3. Explore eating expectations
Parental worry about portion sizes and/or foods that are eaten during a mealtime are often a driver for increased stress or pressure at mealtimes. Parents often overestimate how much children need to eat or try to over encourage the foods they feel their little one isn’t eating enough of. In turn this leads to the slippery slope of behaviours like bribing, using food as rewards, dragging out mealtimes for hours, using distractions like screens or offering extras or top-ups.
Following a ‘parent provides, child decides’ approach pulled from Ellyn Satter’s ‘Division of Responsibility’ can be a great starting point for mealtimes. This encourages parents to consider their role at mealtime as providing the routine of meal and snack times and what is offered – but then allowing the child to decide what foods and how much of those they want to eat. Children are fantastic self-regulators when it comes to appetite. This, alongside the rapid changes in their growth and development, will mean it’s normal to see lots of changes in how much your child chooses to eat day-to-day and week-to-week.
4. Meet them in the middle
When offering new foods to fussy eaters, it can be really helpful for children to see and have available a ‘safe’ or preferred food at that mealtime too. For this reason, it is important to try to offer new or less familiar foods alongside a preferred food for your child. Combine a ‘love it’ food with a ‘learning it’ food as part of each mealtime. It’s also important, where you can, to rotate through which preferred foods you offer children at mealtimes during the week. Children who have the same safe foods daily actually risk dropping these completely over time – a term we call food jagging.

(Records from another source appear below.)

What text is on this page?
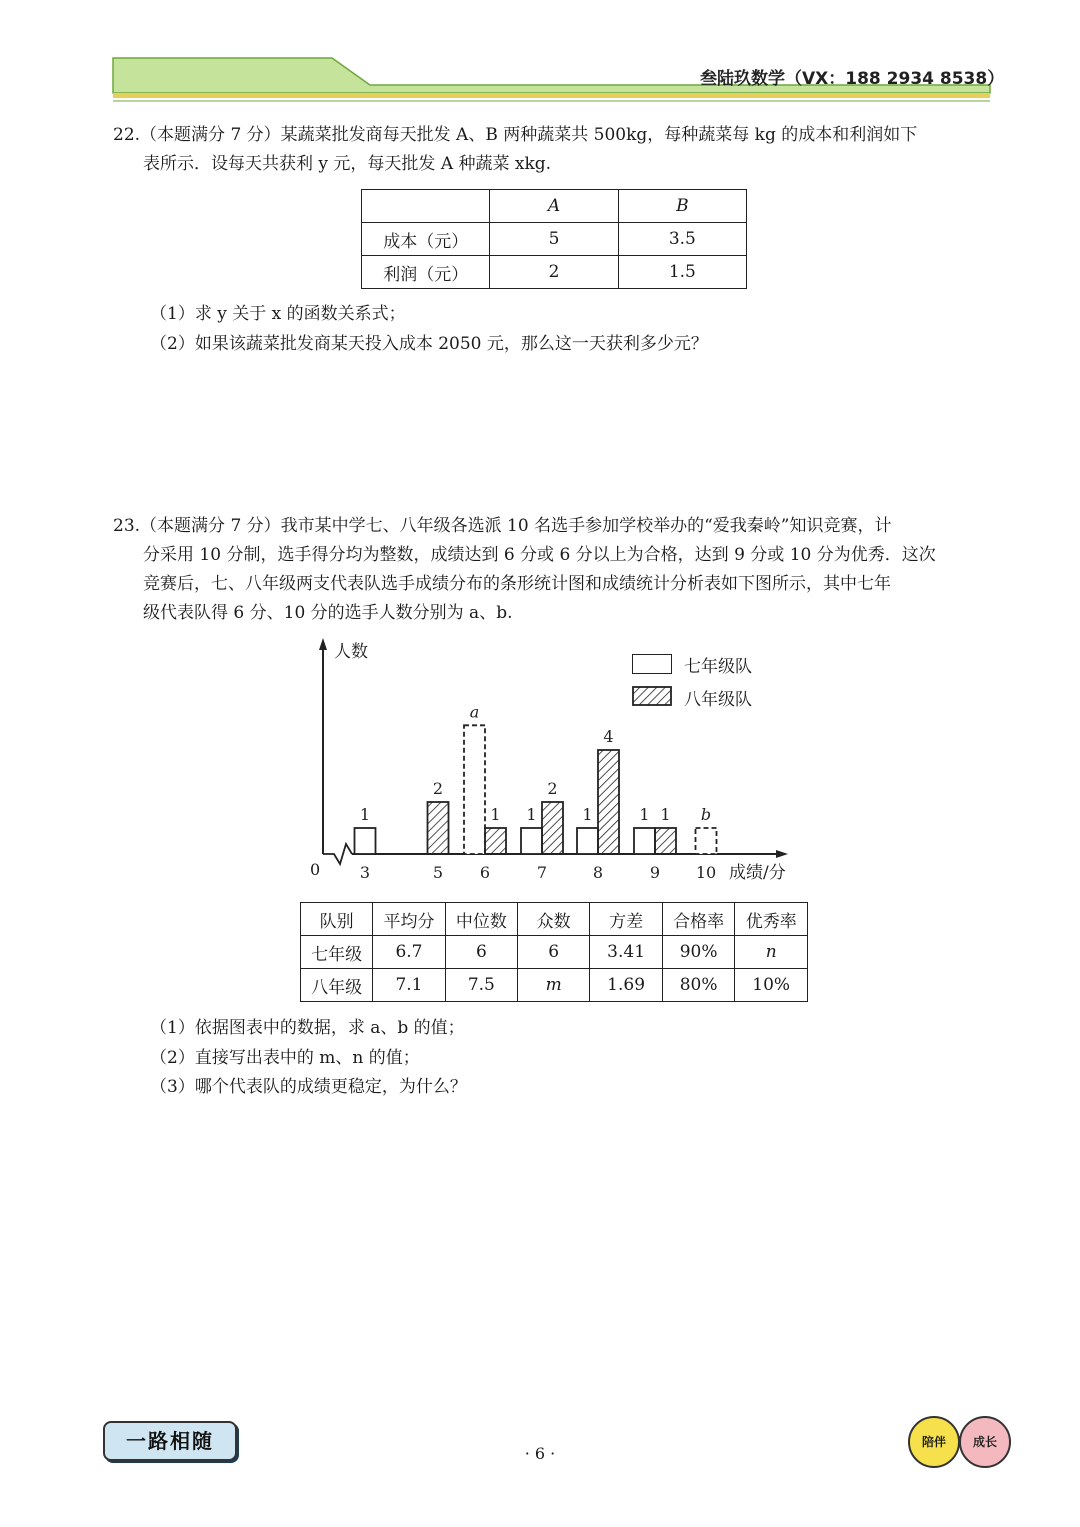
叁陆玖数学（VX：188 2934 8538）
22.（本题满分 7 分）某蔬菜批发商每天批发 A、B 两种蔬菜共 500kg，每种蔬菜每 kg 的成本和利润如下
表所示．设每天共获利 y 元，每天批发 A 种蔬菜 xkg.
	A	B
成本（元）	5	3.5
利润（元）	2	1.5
（1）求 y 关于 x 的函数关系式；
（2）如果该蔬菜批发商某天投入成本 2050 元，那么这一天获利多少元？
23.（本题满分 7 分）我市某中学七、八年级各选派 10 名选手参加学校举办的“爱我秦岭”知识竞赛，计
分采用 10 分制，选手得分均为整数，成绩达到 6 分或 6 分以上为合格，达到 9 分或 10 分为优秀．这次
竞赛后，七、八年级两支代表队选手成绩分布的条形统计图和成绩统计分析表如下图所示，其中七年
级代表队得 6 分、10 分的选手人数分别为 a、b.
3
1
5
2
6
a
1
7
1
2
8
1
4
9
1 1
10
b
七年级队
八年级队
人数
成绩/分
0
队别	平均分	中位数	众数	方差	合格率	优秀率
七年级	6.7	6	6	3.41	90%	n
八年级	7.1	7.5	m	1.69	80%	10%
（1）依据图表中的数据，求 a、b 的值；
（2）直接写出表中的 m、n 的值；
（3）哪个代表队的成绩更稳定，为什么？
一路相随
· 6 ·
陪伴	成长
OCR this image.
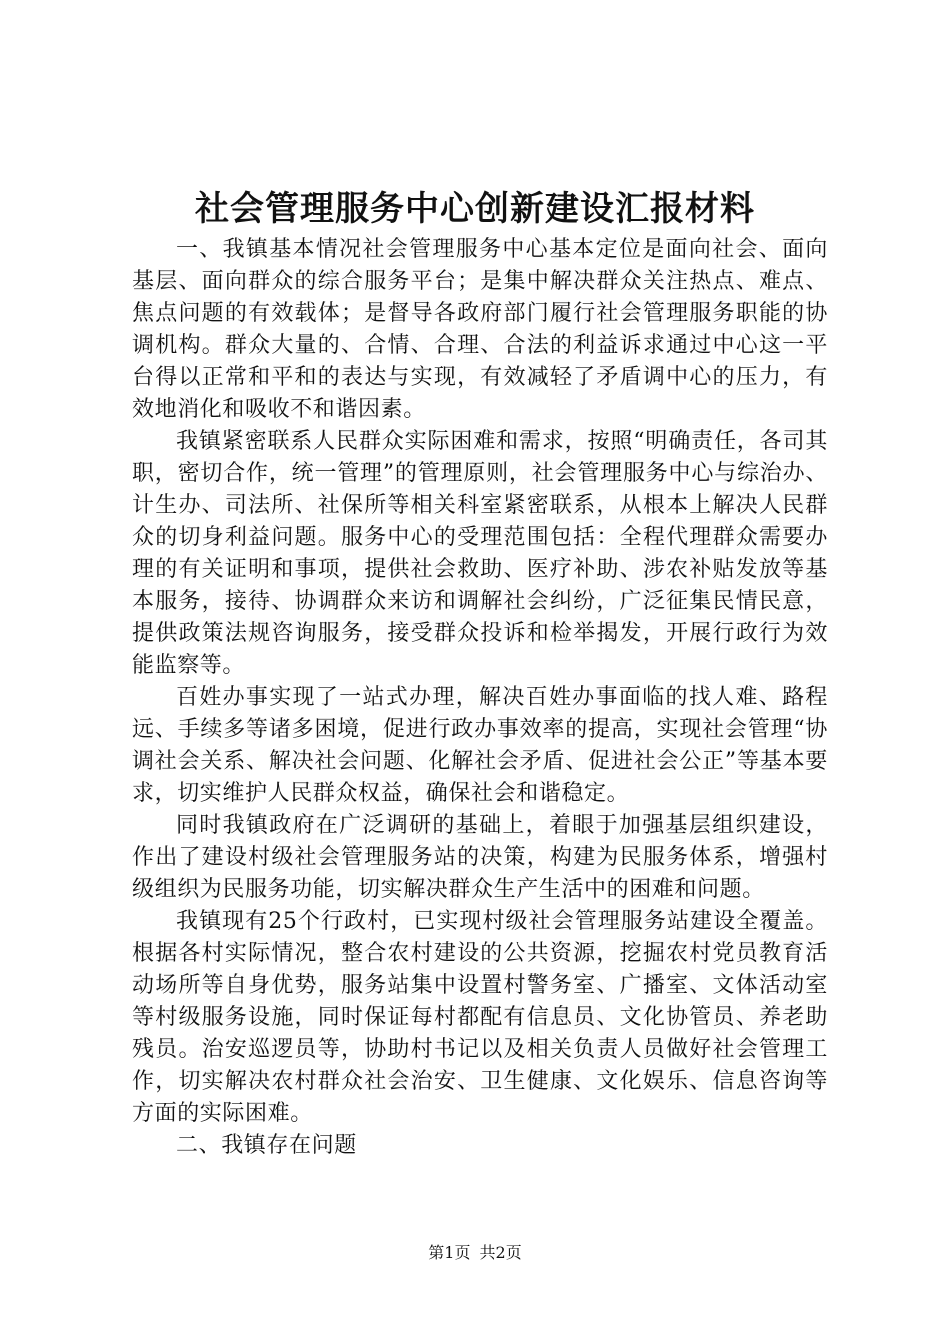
社会管理服务中心创新建设汇报材料

一、我镇基本情况社会管理服务中心基本定位是面向社会、面向基层、面向群众的综合服务平台；是集中解决群众关注热点、难点、焦点问题的有效载体；是督导各政府部门履行社会管理服务职能的协调机构。群众大量的、合情、合理、合法的利益诉求通过中心这一平台得以正常和平和的表达与实现，有效减轻了矛盾调中心的压力，有效地消化和吸收不和谐因素。

我镇紧密联系人民群众实际困难和需求，按照“明确责任，各司其职，密切合作，统一管理”的管理原则，社会管理服务中心与综治办、计生办、司法所、社保所等相关科室紧密联系，从根本上解决人民群众的切身利益问题。服务中心的受理范围包括：全程代理群众需要办理的有关证明和事项，提供社会救助、医疗补助、涉农补贴发放等基本服务，接待、协调群众来访和调解社会纠纷，广泛征集民情民意，提供政策法规咨询服务，接受群众投诉和检举揭发，开展行政行为效能监察等。

百姓办事实现了一站式办理，解决百姓办事面临的找人难、路程远、手续多等诸多困境，促进行政办事效率的提高，实现社会管理“协调社会关系、解决社会问题、化解社会矛盾、促进社会公正”等基本要求，切实维护人民群众权益，确保社会和谐稳定。

同时我镇政府在广泛调研的基础上，着眼于加强基层组织建设，作出了建设村级社会管理服务站的决策，构建为民服务体系，增强村级组织为民服务功能，切实解决群众生产生活中的困难和问题。

我镇现有25个行政村，已实现村级社会管理服务站建设全覆盖。根据各村实际情况，整合农村建设的公共资源，挖掘农村党员教育活动场所等自身优势，服务站集中设置村警务室、广播室、文体活动室等村级服务设施，同时保证每村都配有信息员、文化协管员、养老助残员。治安巡逻员等，协助村书记以及相关负责人员做好社会管理工作，切实解决农村群众社会治安、卫生健康、文化娱乐、信息咨询等方面的实际困难。

二、我镇存在问题

第1页 共2页
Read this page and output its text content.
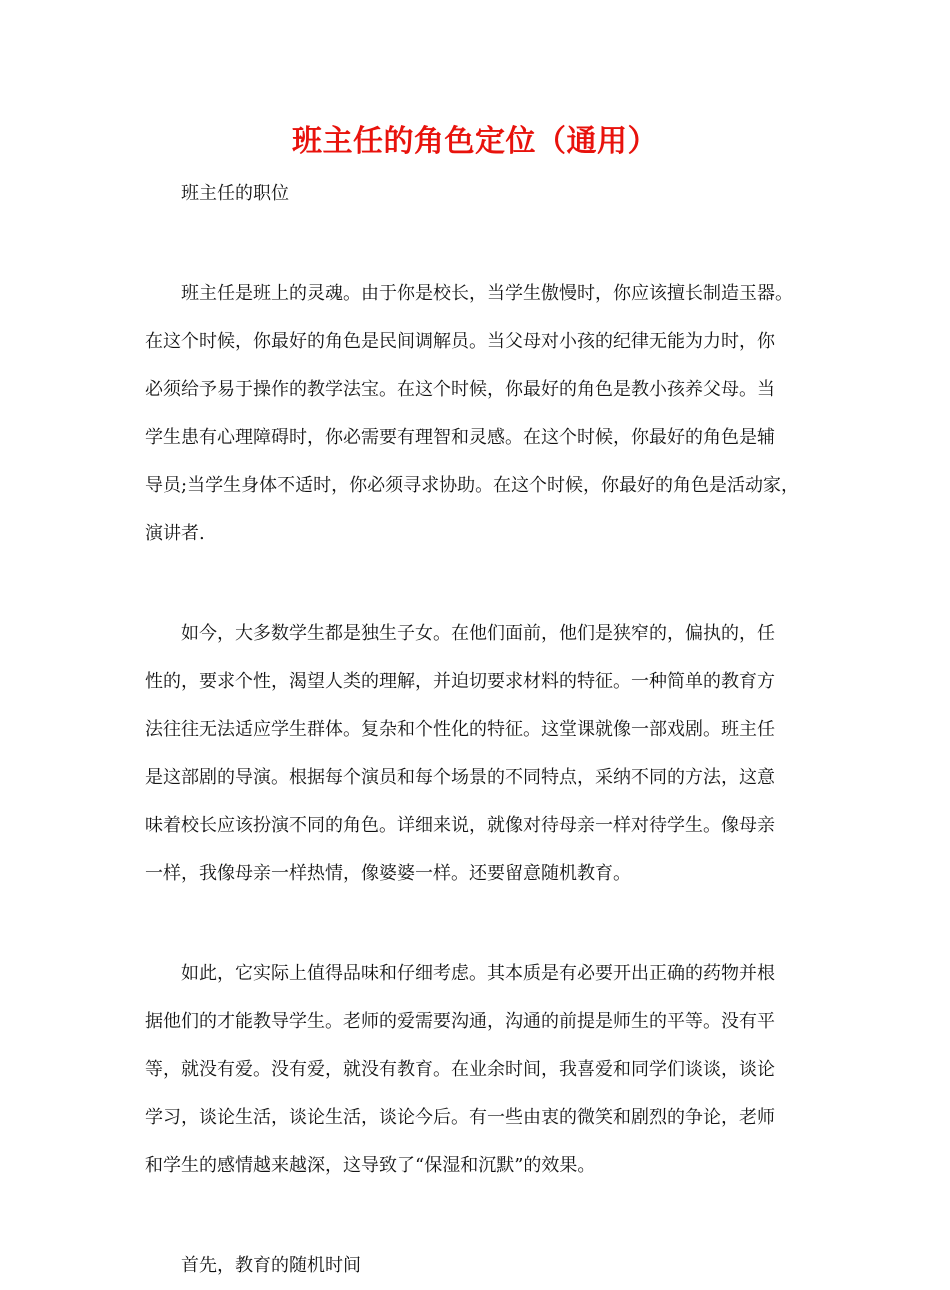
班主任的角色定位（通用）
班主任的职位
班主任是班上的灵魂。由于你是校长，当学生傲慢时，你应该擅长制造玉器。
在这个时候，你最好的角色是民间调解员。当父母对小孩的纪律无能为力时，你
必须给予易于操作的教学法宝。在这个时候，你最好的角色是教小孩养父母。当
学生患有心理障碍时，你必需要有理智和灵感。在这个时候，你最好的角色是辅
导员;当学生身体不适时，你必须寻求协助。在这个时候，你最好的角色是活动家，
演讲者.
如今，大多数学生都是独生子女。在他们面前，他们是狭窄的，偏执的，任
性的，要求个性，渴望人类的理解，并迫切要求材料的特征。一种简单的教育方
法往往无法适应学生群体。复杂和个性化的特征。这堂课就像一部戏剧。班主任
是这部剧的导演。根据每个演员和每个场景的不同特点，采纳不同的方法，这意
味着校长应该扮演不同的角色。详细来说，就像对待母亲一样对待学生。像母亲
一样，我像母亲一样热情，像婆婆一样。还要留意随机教育。
如此，它实际上值得品味和仔细考虑。其本质是有必要开出正确的药物并根
据他们的才能教导学生。老师的爱需要沟通，沟通的前提是师生的平等。没有平
等，就没有爱。没有爱，就没有教育。在业余时间，我喜爱和同学们谈谈，谈论
学习，谈论生活，谈论生活，谈论今后。有一些由衷的微笑和剧烈的争论，老师
和学生的感情越来越深，这导致了“保湿和沉默”的效果。
首先，教育的随机时间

The impact of verbal and non-verbal communication at mealtimes is easily overlooked but can have a huge effect on how children learn about food and their mealtime experiences. Try to keep all foods on a level playing field – food is just food. Other behaviours to steer clear of are:
- Pressure to eat e.g., ‘one more bite’
- Consequences attached to eating e.g., ‘if you do/don’t eat this, you can/can’t have’
- Describing foods with emotive words or opinion, e.g., ‘disgusting’, ‘yummy’, ‘eat it, it’s delicious’
Instead, try to talk to children about food with neutral descriptive language, such as colours, shapes, or texture of foods (‘these peas are green and sweet’ instead of ‘just try these peas, they are good for you’). Young children may enjoy imaginative language and play around foods, whereas older children may prefer a scientific exploration of foods.
Pay attention to your body language at mealtimes too. Anxiety is infectious and, if you’re stressed, it’s likely to be quickly picked up by your child. Appetites tend to disappear in times of stress - especially for children - so try to keep calm and collected at mealtimes (even if inside you can feel the bubbles of frustration, worry or stress).